Problem 7
Question
Use Lagrange multipliers to find the given extremum. In each case, assume that \(x\) and \(y\) are positive. $$ \text { Maximize } f(x, y)=2 x+2 x y+y \quad 2 x+y=100 $$
Step-by-Step Solution
Verified Answer
The solution to this problem requires a mathematical approach involving forming the Lagrange function, differentiating it with respect to its variables, solving the resulting system of equations, and substituting the resultant values into the original function to get the maximum value. If successfully carried out, these steps will provide the necessary solution.
1Step 1: Formulating the Lagrange Function
Create a function \(L(x, y, \lambda)\), called the Lagrange function, which incorporates the given function and the constraint. This is accomplished by using the equation: \(L(x,y,\lambda) = f(x,y) - \lambda(g(x,y) -c)\), where \(f(x,y)\) is the target function, \(g(x,y)\) is the constraint function, and \(c\) is the value of the constraint. In this exercise, the Lagrange function becomes: \(L(x, y, \lambda) = 2x + 2xy + y - \lambda (2x + y -100)\)
2Step 2: Differentiating the Lagrange Function
Differentiate the Lagrange function with respect to \(x\), \(y\), and \(\lambda\) and set the derivatives equal to zero to derive a system of equations. This gives: \(\frac{\partial L}{\partial x}=2 + 2y - 2\lambda = 0\), \(\frac{\partial L}{\partial y}=2x + 1 - \lambda = 0\), and \(\frac{\partial L}{\partial \lambda}=2x + y - 100 = 0\).

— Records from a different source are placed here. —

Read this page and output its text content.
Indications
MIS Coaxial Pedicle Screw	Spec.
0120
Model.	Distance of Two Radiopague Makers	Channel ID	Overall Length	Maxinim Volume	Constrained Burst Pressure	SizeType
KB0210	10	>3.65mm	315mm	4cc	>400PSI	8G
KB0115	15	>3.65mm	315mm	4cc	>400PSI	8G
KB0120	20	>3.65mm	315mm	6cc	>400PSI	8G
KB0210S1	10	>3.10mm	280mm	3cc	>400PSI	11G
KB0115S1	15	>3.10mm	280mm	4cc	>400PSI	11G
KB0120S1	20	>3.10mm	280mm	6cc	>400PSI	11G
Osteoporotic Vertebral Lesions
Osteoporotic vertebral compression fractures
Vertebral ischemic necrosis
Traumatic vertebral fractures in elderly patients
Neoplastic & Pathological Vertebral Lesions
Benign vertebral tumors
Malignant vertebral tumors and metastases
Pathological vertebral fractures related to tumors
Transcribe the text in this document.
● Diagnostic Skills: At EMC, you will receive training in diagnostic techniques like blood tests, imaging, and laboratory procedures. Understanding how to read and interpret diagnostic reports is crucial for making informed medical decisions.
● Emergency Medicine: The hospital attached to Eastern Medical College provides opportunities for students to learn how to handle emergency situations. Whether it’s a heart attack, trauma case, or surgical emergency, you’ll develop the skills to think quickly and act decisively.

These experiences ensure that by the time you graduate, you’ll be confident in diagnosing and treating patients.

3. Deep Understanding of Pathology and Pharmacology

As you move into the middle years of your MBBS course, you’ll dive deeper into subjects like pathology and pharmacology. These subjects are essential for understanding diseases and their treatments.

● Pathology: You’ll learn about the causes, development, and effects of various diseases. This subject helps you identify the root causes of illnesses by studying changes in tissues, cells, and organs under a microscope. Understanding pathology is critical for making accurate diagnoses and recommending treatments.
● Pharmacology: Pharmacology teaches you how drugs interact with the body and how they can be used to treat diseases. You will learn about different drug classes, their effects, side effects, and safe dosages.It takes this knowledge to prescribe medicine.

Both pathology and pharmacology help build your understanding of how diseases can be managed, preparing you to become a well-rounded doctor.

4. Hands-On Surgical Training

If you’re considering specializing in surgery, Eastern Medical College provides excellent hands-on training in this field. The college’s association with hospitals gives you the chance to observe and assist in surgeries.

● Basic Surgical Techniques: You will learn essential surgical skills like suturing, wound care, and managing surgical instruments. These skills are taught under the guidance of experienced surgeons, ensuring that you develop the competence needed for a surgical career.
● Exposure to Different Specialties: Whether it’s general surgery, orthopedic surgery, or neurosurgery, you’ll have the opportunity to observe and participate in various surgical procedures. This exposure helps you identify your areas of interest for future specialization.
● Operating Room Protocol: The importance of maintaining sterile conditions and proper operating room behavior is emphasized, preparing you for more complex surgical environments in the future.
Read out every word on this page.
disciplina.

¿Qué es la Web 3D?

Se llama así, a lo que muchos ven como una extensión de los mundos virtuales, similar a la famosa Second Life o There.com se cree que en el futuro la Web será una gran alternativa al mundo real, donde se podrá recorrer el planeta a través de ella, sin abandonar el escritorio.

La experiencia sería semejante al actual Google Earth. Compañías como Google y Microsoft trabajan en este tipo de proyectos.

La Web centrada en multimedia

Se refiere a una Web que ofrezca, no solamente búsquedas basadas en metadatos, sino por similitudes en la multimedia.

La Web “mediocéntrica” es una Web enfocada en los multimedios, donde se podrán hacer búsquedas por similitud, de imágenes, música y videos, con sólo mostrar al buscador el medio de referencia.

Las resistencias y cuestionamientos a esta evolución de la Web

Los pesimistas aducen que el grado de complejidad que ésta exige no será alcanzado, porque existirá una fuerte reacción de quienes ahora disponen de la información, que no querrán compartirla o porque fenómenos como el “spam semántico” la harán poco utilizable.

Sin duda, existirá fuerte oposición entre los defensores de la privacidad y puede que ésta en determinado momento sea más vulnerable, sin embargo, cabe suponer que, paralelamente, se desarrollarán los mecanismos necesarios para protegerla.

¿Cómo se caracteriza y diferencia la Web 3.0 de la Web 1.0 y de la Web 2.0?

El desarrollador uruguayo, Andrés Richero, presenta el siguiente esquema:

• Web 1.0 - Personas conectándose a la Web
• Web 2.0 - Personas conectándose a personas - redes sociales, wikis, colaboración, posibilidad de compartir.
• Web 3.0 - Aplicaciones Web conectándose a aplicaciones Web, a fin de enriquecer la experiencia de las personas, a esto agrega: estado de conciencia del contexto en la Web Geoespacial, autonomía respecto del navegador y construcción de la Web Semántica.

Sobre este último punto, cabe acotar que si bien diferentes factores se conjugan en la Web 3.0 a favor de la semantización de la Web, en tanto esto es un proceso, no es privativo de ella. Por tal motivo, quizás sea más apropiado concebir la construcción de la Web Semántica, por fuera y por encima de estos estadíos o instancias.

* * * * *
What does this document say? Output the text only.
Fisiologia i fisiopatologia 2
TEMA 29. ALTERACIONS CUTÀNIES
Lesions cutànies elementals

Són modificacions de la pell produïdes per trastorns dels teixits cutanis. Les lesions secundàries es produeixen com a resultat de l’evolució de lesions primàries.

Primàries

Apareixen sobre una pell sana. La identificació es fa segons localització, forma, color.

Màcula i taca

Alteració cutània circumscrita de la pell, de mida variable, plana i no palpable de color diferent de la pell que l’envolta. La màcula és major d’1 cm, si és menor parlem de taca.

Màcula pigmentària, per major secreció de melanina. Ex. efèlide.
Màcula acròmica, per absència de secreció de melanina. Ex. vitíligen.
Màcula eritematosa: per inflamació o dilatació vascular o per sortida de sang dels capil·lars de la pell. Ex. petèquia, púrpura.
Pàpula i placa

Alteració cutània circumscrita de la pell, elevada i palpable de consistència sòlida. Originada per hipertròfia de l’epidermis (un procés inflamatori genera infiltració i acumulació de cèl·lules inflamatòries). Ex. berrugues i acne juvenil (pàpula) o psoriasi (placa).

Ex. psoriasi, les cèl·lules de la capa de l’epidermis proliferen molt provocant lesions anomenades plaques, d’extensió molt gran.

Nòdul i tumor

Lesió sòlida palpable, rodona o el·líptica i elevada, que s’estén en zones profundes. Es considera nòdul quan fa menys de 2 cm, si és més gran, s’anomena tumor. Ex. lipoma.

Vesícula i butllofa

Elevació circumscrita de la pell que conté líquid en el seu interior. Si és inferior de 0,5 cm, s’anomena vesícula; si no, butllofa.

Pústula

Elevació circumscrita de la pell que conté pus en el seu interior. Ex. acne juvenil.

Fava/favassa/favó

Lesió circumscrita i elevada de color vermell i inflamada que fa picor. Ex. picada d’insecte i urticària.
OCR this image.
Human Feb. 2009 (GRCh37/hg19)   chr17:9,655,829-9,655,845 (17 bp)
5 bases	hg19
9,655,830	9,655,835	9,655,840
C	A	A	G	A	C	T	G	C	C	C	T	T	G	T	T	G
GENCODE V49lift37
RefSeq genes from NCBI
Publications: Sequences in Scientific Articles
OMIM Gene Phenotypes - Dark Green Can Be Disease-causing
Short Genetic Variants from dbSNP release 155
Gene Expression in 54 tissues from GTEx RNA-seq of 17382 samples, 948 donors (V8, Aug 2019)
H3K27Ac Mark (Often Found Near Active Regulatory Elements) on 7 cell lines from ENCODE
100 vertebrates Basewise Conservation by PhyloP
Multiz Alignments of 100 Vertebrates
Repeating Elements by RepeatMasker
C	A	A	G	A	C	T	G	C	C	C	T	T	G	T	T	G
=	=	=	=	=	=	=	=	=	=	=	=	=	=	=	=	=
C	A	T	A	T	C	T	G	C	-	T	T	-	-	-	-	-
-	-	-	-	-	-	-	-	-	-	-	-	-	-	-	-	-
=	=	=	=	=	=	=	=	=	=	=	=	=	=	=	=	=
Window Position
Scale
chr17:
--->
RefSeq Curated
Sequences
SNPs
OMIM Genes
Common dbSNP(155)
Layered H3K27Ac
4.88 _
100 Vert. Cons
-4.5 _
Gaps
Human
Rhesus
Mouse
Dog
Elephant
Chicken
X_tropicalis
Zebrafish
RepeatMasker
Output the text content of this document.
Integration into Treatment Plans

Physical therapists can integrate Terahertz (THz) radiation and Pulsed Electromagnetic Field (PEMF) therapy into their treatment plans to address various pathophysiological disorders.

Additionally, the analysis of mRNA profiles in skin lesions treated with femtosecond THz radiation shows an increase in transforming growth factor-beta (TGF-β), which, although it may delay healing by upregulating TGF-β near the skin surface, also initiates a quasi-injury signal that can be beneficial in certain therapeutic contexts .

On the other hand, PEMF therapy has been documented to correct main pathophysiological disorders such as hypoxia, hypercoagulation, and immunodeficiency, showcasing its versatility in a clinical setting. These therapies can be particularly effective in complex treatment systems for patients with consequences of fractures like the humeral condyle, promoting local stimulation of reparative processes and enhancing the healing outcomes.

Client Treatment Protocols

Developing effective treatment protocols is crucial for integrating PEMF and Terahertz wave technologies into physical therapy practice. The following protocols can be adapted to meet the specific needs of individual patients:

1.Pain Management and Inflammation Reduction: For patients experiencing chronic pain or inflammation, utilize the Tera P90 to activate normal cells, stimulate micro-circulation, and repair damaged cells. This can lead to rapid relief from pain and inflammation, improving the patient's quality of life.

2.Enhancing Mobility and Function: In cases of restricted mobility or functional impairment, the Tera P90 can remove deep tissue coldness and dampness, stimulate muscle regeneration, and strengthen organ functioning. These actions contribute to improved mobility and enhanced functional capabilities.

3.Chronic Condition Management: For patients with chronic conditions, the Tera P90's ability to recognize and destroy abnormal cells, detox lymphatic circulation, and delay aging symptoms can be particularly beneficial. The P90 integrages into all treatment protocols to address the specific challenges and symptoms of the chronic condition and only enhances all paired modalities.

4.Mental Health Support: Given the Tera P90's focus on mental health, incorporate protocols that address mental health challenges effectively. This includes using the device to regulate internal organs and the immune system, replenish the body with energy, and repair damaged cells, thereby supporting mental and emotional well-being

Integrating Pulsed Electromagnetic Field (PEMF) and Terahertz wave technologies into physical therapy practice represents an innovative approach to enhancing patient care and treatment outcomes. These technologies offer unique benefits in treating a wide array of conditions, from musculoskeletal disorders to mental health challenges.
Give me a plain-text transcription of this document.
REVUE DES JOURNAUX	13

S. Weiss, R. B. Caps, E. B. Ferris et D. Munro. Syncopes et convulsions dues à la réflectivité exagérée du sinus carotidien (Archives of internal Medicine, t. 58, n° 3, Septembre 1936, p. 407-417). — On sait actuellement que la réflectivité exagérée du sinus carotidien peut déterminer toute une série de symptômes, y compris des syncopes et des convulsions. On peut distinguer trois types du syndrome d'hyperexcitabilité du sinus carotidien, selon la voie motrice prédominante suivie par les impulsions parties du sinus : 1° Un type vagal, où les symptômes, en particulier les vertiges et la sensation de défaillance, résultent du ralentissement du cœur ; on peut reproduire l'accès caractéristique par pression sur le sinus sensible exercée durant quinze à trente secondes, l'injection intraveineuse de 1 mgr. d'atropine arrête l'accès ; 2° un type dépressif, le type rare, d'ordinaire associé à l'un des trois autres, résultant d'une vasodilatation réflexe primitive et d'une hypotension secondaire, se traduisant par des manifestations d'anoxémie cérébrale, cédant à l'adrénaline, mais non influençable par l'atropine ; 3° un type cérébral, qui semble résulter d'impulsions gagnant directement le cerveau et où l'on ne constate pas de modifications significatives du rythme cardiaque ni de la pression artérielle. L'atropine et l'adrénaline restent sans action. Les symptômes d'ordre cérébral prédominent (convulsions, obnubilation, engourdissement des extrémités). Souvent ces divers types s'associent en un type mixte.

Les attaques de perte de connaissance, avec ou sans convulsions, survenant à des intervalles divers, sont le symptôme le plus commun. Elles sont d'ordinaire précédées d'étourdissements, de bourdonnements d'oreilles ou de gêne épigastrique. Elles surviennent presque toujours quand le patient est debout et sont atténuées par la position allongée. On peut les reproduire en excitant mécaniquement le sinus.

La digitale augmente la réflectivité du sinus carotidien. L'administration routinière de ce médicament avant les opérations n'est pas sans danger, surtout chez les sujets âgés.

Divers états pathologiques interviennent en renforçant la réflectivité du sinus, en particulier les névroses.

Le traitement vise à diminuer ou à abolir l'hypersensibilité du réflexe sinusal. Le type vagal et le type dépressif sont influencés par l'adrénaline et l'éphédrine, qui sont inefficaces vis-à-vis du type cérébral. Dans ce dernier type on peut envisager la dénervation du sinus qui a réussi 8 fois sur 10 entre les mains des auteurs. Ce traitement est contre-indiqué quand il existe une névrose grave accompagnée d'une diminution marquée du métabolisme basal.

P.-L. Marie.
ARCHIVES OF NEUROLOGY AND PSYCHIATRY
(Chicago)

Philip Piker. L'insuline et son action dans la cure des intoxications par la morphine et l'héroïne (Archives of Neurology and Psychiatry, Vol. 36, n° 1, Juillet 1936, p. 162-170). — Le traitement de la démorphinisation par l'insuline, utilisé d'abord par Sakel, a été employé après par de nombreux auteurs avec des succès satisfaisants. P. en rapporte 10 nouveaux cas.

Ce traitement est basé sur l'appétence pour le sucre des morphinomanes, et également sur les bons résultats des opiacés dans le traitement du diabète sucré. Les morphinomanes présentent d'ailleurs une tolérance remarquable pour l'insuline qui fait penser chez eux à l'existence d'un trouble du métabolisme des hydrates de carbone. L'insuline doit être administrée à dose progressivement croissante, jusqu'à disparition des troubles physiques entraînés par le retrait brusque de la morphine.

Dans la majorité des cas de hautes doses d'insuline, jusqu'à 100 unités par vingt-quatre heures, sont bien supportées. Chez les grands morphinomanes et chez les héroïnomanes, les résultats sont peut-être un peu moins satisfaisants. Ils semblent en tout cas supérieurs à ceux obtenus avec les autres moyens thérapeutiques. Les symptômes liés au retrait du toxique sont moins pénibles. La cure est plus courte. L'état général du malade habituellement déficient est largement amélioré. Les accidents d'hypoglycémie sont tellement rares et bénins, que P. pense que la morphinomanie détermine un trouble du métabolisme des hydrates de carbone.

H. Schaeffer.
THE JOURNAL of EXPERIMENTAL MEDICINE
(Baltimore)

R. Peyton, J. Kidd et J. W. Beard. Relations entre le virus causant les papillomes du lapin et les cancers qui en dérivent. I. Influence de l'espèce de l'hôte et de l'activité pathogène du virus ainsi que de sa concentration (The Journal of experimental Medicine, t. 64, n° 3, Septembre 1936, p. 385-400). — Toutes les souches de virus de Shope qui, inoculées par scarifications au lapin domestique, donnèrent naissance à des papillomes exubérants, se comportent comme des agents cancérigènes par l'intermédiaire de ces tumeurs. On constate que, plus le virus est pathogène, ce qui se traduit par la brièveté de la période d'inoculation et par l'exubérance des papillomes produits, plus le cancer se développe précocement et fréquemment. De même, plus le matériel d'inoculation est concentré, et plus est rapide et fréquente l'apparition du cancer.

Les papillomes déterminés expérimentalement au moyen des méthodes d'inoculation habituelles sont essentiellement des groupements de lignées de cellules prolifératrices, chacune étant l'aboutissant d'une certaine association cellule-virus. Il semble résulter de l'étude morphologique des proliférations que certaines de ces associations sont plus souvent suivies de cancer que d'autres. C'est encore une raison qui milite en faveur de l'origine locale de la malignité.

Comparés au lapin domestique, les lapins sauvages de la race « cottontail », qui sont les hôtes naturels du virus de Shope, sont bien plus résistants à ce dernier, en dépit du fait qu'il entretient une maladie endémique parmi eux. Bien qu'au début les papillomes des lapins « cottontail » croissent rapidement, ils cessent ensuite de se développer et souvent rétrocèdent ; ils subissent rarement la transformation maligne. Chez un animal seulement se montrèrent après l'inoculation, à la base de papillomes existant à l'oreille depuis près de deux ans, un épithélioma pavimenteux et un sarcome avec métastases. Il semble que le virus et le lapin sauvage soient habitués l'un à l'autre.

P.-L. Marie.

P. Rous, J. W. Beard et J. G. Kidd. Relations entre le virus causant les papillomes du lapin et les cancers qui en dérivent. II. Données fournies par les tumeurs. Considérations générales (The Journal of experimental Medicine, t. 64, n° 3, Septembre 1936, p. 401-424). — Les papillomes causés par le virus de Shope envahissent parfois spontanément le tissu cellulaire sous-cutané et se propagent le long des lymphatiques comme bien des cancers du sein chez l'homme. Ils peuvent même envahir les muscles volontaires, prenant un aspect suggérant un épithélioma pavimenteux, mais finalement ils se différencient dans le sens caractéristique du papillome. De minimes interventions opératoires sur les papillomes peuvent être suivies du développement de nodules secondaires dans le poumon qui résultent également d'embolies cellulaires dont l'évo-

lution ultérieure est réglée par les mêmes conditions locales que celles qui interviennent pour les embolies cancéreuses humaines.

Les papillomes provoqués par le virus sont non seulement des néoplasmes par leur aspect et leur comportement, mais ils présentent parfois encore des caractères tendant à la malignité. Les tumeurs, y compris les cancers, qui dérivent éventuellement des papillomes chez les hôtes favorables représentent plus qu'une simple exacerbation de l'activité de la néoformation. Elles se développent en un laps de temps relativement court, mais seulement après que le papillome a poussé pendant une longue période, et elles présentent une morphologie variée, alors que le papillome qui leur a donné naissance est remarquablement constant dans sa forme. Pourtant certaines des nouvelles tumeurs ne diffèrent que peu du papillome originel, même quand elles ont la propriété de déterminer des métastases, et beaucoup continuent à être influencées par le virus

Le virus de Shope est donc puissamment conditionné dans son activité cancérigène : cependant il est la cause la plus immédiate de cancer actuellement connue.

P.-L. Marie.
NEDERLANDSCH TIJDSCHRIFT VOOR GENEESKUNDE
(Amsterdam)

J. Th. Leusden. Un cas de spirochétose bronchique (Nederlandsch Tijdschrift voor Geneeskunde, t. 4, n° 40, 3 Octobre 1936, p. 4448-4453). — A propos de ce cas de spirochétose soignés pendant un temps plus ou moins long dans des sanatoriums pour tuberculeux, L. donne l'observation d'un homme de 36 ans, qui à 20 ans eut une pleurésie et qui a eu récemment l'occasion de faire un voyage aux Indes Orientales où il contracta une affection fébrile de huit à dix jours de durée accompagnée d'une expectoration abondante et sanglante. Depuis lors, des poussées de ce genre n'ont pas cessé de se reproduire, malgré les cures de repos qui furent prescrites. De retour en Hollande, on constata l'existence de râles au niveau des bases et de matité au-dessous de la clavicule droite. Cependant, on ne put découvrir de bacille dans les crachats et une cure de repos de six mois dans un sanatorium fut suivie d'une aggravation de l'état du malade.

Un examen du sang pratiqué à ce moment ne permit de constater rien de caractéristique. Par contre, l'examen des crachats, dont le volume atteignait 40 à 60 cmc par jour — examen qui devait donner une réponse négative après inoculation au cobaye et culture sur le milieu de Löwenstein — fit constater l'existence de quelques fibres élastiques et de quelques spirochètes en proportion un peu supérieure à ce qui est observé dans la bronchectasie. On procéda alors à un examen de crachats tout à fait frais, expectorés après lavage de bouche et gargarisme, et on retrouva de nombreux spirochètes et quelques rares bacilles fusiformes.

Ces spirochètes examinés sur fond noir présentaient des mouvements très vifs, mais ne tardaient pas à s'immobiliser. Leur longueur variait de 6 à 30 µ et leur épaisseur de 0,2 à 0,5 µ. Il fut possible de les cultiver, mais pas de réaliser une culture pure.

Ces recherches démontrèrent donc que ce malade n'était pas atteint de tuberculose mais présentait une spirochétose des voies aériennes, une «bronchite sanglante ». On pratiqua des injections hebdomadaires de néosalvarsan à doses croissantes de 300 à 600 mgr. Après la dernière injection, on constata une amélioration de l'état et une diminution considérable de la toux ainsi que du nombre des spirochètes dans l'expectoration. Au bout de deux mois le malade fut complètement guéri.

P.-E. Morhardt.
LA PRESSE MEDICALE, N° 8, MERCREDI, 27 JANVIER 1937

3Step 3: Solving the System of Equations
Solve the system of equations obtained in the previous step. The solution to the system provides the values for \(x\), \(y\), and \(\lambda\) which will be used to calculate the maximum value of the function.
4Step 4: Identify Maximum
Substitute the solutions for \(x\) and \(y\) into the original function to get the maximum.
Key Concepts
Extremum OptimizationLagrange FunctionSystem of Equations
Extremum Optimization
Optimizing a function to find its maximum or minimum value is a fundamental problem in mathematics and economics. It involves finding the highest or lowest point on a graph, known as the extremum. When the function is subject to constraints, the challenge intensifies. It's like trying to reach the highest or lowest step on a staircase without stepping beyond the edges.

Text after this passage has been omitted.